- Relator(a)
- Ministro Ribeiro Dantas
- Órgão julgador
- Quinta Turma
- Data do julgamento
- 01/07/2024
- Data de publicação
- 12/08/2024
STJ – Acórdão, Rel. Ministro Ribeiro Dantas, Quinta Turma, j. 01/07/2024, p. 12/08/2024
PROCESSO PENAL. AGRAVO REGIMENTAL NO HABEAS CORPUS. EXTORSÃO. INCOMPETÊNCIA RELATIVA. PRECLUSÃO. AUSÊNCIA DE PREJUÍZO. DESCLASSIFICAÇÃO. IMPOSSIBILIDADE. PRESENÇA DE GRAVE AMEAÇA. INDEVIDO REVOLVIMENTO FÁTICO PROBATÓRIO. AGRAVO DESPROVIDO. 1. A competência em razão do lugar é relativa, motivo pelo qual deve ser arguida na primeira oportunidade, sob pena de preclusão.
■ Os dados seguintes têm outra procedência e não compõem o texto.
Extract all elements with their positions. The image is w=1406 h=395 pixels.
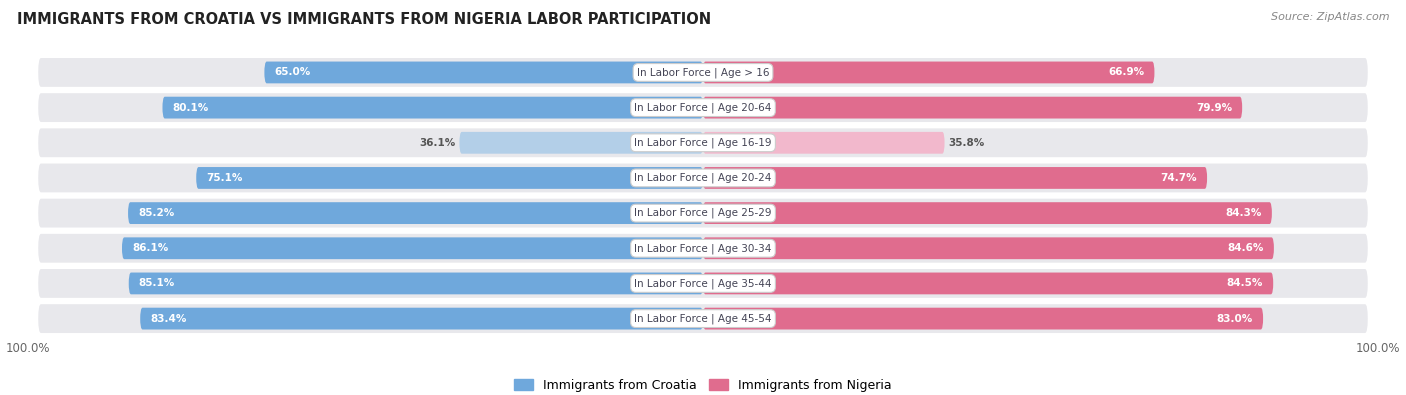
Text: 36.1%: 36.1% — [420, 138, 456, 148]
Text: In Labor Force | Age 20-64: In Labor Force | Age 20-64 — [634, 102, 772, 113]
Text: 80.1%: 80.1% — [173, 103, 209, 113]
FancyBboxPatch shape — [38, 128, 1368, 157]
FancyBboxPatch shape — [703, 273, 1274, 294]
FancyBboxPatch shape — [703, 202, 1272, 224]
Text: 85.2%: 85.2% — [138, 208, 174, 218]
FancyBboxPatch shape — [703, 97, 1243, 118]
Text: In Labor Force | Age 25-29: In Labor Force | Age 25-29 — [634, 208, 772, 218]
FancyBboxPatch shape — [703, 167, 1208, 189]
Text: IMMIGRANTS FROM CROATIA VS IMMIGRANTS FROM NIGERIA LABOR PARTICIPATION: IMMIGRANTS FROM CROATIA VS IMMIGRANTS FR… — [17, 12, 711, 27]
FancyBboxPatch shape — [264, 62, 703, 83]
Text: 75.1%: 75.1% — [207, 173, 243, 183]
FancyBboxPatch shape — [460, 132, 703, 154]
Text: 74.7%: 74.7% — [1160, 173, 1197, 183]
Text: 35.8%: 35.8% — [948, 138, 984, 148]
Text: In Labor Force | Age 45-54: In Labor Force | Age 45-54 — [634, 313, 772, 324]
Text: In Labor Force | Age 35-44: In Labor Force | Age 35-44 — [634, 278, 772, 289]
FancyBboxPatch shape — [197, 167, 703, 189]
FancyBboxPatch shape — [141, 308, 703, 329]
Text: 65.0%: 65.0% — [274, 68, 311, 77]
FancyBboxPatch shape — [129, 273, 703, 294]
FancyBboxPatch shape — [703, 308, 1263, 329]
Text: 83.4%: 83.4% — [150, 314, 187, 324]
FancyBboxPatch shape — [38, 58, 1368, 87]
Text: In Labor Force | Age 30-34: In Labor Force | Age 30-34 — [634, 243, 772, 254]
Text: 83.0%: 83.0% — [1216, 314, 1253, 324]
Text: 66.9%: 66.9% — [1108, 68, 1144, 77]
FancyBboxPatch shape — [38, 93, 1368, 122]
Text: 84.5%: 84.5% — [1227, 278, 1263, 288]
Text: In Labor Force | Age 16-19: In Labor Force | Age 16-19 — [634, 137, 772, 148]
FancyBboxPatch shape — [122, 237, 703, 259]
Text: In Labor Force | Age 20-24: In Labor Force | Age 20-24 — [634, 173, 772, 183]
Text: 84.3%: 84.3% — [1226, 208, 1261, 218]
FancyBboxPatch shape — [38, 304, 1368, 333]
Text: Source: ZipAtlas.com: Source: ZipAtlas.com — [1271, 12, 1389, 22]
FancyBboxPatch shape — [38, 199, 1368, 228]
FancyBboxPatch shape — [703, 237, 1274, 259]
FancyBboxPatch shape — [163, 97, 703, 118]
FancyBboxPatch shape — [703, 132, 945, 154]
Legend: Immigrants from Croatia, Immigrants from Nigeria: Immigrants from Croatia, Immigrants from… — [509, 374, 897, 395]
FancyBboxPatch shape — [703, 62, 1154, 83]
Text: 79.9%: 79.9% — [1197, 103, 1232, 113]
Text: 84.6%: 84.6% — [1227, 243, 1264, 253]
FancyBboxPatch shape — [38, 269, 1368, 298]
Text: 85.1%: 85.1% — [139, 278, 176, 288]
FancyBboxPatch shape — [38, 164, 1368, 192]
FancyBboxPatch shape — [128, 202, 703, 224]
Text: In Labor Force | Age > 16: In Labor Force | Age > 16 — [637, 67, 769, 78]
Text: 86.1%: 86.1% — [132, 243, 169, 253]
FancyBboxPatch shape — [38, 234, 1368, 263]
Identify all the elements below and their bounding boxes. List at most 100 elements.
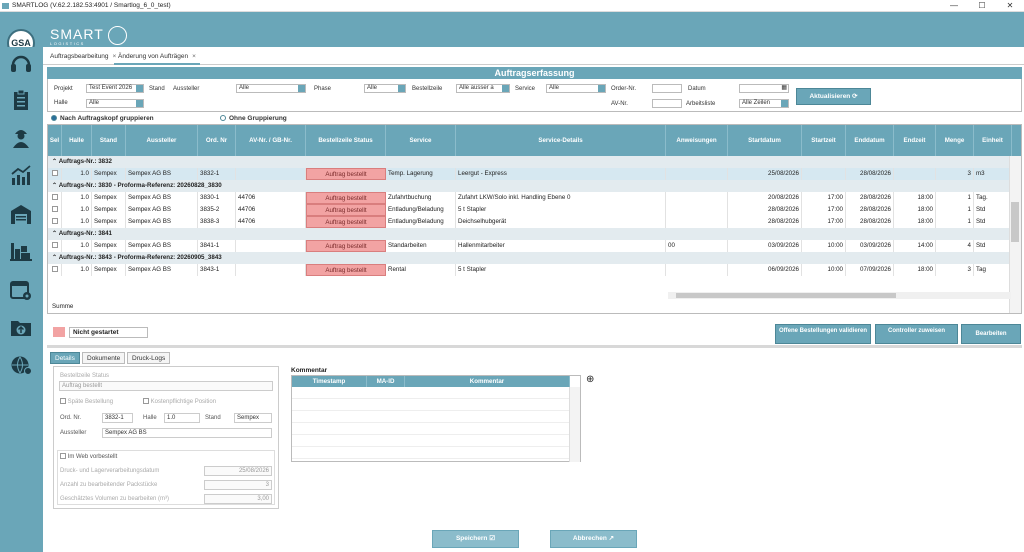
tab-details[interactable]: Details [50, 352, 80, 364]
table-cell: Tag [974, 264, 1012, 276]
datum-input[interactable]: ▦ [739, 84, 789, 93]
row-checkbox[interactable] [51, 266, 58, 272]
tab-dokumente[interactable]: Dokumente [82, 352, 126, 364]
tab-close-icon[interactable]: × [112, 53, 117, 60]
table-cell: 44706 [236, 216, 306, 228]
cancel-button[interactable]: Abbrechen ↗ [550, 530, 637, 548]
halle-detail-field: 1.0 [164, 413, 200, 423]
group-row[interactable]: ⌃ Auftrags-Nr.: 3843 - Proforma-Referenz… [48, 252, 1011, 264]
collapse-icon[interactable]: ⌃ [52, 254, 59, 261]
edit-button[interactable]: Bearbeiten [961, 324, 1021, 344]
no-grouping-radio[interactable]: Ohne Gruppierung [220, 115, 287, 122]
collapse-icon[interactable]: ⌃ [52, 158, 59, 165]
halle-select[interactable]: Alle [86, 99, 144, 108]
order-nr-input[interactable] [652, 84, 682, 93]
forklift-icon[interactable] [8, 240, 34, 262]
chart-icon[interactable] [8, 164, 34, 186]
column-header[interactable]: Einheit [974, 125, 1012, 156]
column-header[interactable]: AV-Nr. / GB-Nr. [236, 125, 306, 156]
refresh-button[interactable]: Aktualisieren ⟳ [796, 88, 871, 105]
col-ma-id[interactable]: MA-ID [367, 376, 405, 387]
av-nr-input[interactable] [652, 99, 682, 108]
column-header[interactable]: Sel [48, 125, 62, 156]
col-kommentar[interactable]: Kommentar [405, 376, 570, 387]
column-header[interactable]: Service-Details [456, 125, 666, 156]
table-row[interactable]: 1.0 Sempex Sempex AG BS 3830-1 44706 Auftrag … [48, 192, 1012, 204]
row-checkbox[interactable] [51, 206, 58, 212]
close-window-button[interactable]: ✕ [1006, 1, 1014, 10]
minimize-button[interactable]: — [950, 1, 958, 10]
table-cell: 03/09/2026 [846, 240, 894, 252]
column-header[interactable]: Bestellzeile Status [306, 125, 386, 156]
table-cell: 5 t Stapler [456, 204, 666, 216]
assign-controller-button[interactable]: Controller zuweisen [875, 324, 958, 344]
service-select[interactable]: Alle [546, 84, 606, 93]
grid-vertical-scrollbar[interactable] [1009, 156, 1021, 313]
table-row[interactable]: 1.0 Sempex Sempex AG BS 3835-2 44706 Auftrag … [48, 204, 1012, 216]
table-row[interactable]: 1.0 Sempex Sempex AG BS 3832-1 Auftrag beste… [48, 168, 1012, 180]
column-header[interactable]: Stand [92, 125, 126, 156]
column-header[interactable]: Endzeit [894, 125, 936, 156]
tab-aenderung-auftraege[interactable]: Änderung von Aufträgen × [114, 51, 200, 65]
collapse-icon[interactable]: ⌃ [52, 182, 59, 189]
column-header[interactable]: Ord. Nr [198, 125, 236, 156]
grid-horizontal-scrollbar[interactable] [668, 292, 1011, 299]
tab-auftragsbearbeitung[interactable]: Auftragsbearbeitung × [46, 51, 120, 65]
column-header[interactable]: Menge [936, 125, 974, 156]
maximize-button[interactable]: ☐ [978, 1, 986, 10]
column-header[interactable]: Startdatum [728, 125, 802, 156]
scrollbar-thumb[interactable] [1011, 202, 1019, 242]
table-cell: 1.0 [62, 192, 92, 204]
calendar-gear-icon[interactable] [8, 279, 34, 301]
group-by-header-radio[interactable]: Nach Auftragskopf gruppieren [51, 115, 154, 122]
save-button[interactable]: Speichern ☑ [432, 530, 519, 548]
row-checkbox[interactable] [51, 170, 58, 176]
cell-select[interactable] [48, 192, 62, 204]
row-checkbox[interactable] [51, 242, 58, 248]
col-timestamp[interactable]: Timestamp [292, 376, 367, 387]
cell-select[interactable] [48, 240, 62, 252]
clipboard-icon[interactable] [8, 89, 34, 111]
phase-select[interactable]: Alle [364, 84, 406, 93]
cell-select[interactable] [48, 168, 62, 180]
table-cell: 1.0 [62, 216, 92, 228]
aussteller-select[interactable]: Alle [236, 84, 306, 93]
row-checkbox[interactable] [51, 194, 58, 200]
tab-druck-logs[interactable]: Druck-Logs [127, 352, 171, 364]
stand-detail-field: Sempex [234, 413, 272, 423]
column-header[interactable]: Halle [62, 125, 92, 156]
table-row[interactable]: 1.0 Sempex Sempex AG BS 3843-1 Auftrag beste… [48, 264, 1012, 276]
column-header[interactable]: Anweisungen [666, 125, 728, 156]
tab-close-icon[interactable]: × [192, 53, 196, 60]
table-cell [666, 264, 728, 276]
group-row[interactable]: ⌃ Auftrags-Nr.: 3830 - Proforma-Referenz… [48, 180, 1011, 192]
column-header[interactable]: Enddatum [846, 125, 894, 156]
group-row[interactable]: ⌃ Auftrags-Nr.: 3832 [48, 156, 1011, 168]
cell-select[interactable] [48, 204, 62, 216]
column-header[interactable]: Aussteller [126, 125, 198, 156]
projekt-select[interactable]: Test Event 2026 [86, 84, 144, 93]
comment-scrollbar[interactable] [569, 387, 580, 462]
validate-open-orders-button[interactable]: Offene Bestellungen validieren [775, 324, 871, 344]
cell-select[interactable] [48, 264, 62, 276]
splitter[interactable] [47, 345, 1022, 348]
column-header[interactable]: Service [386, 125, 456, 156]
globe-gear-icon[interactable] [8, 354, 34, 376]
calendar-icon[interactable]: ▦ [781, 85, 787, 91]
group-row[interactable]: ⌃ Auftrags-Nr.: 3841 [48, 228, 1011, 240]
worker-icon[interactable] [8, 126, 34, 148]
cell-select[interactable] [48, 216, 62, 228]
arbeitsliste-select[interactable]: Alle Zeilen [739, 99, 789, 108]
bestellzeile-select[interactable]: Alle ausser a [456, 84, 510, 93]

Ademais, eventual nulidade não prescinde da efetiva demonstração do prejuízo. Nesse sentido, tem-se inclusive a súmula 706/STF, in verbis: "é relativa a nulidade decorrente da inobservância da competência penal por prevenção". 2. No caso, constataram as instâncias ordinárias que a competência relativa não foi alegada em tempo oportuno, isto é, na primeira oportunidade de manifestação nos autos. Além disso, na hipótese, não restou verificado qualquer prejuízo à Defesa que ensejaria declaração de nulidade pelo fato de ter sido julgado na comarca de Ponta Grossa. 3. As instâncias ordinárias, mediante valoração do acervo probatório produzido nos autos, destacando-se o depoimento das vítimas e os testemunhos policiais, entenderam, de forma fundamentada, estar presente a grave ameaça, o que, de fato, leva à tipificação de extorsão. Portanto, inviável nesta célere via do habeas corpus, que exige prova pré-constituída, pretender conclusão diversa. 4. Agravo regimental desprovido. (AgRg no HC n. 904.677/PR, relator Ministro Ribeiro Dantas, Quinta Turma, julgado em 1/7/2024, DJe de 12/8/2024.)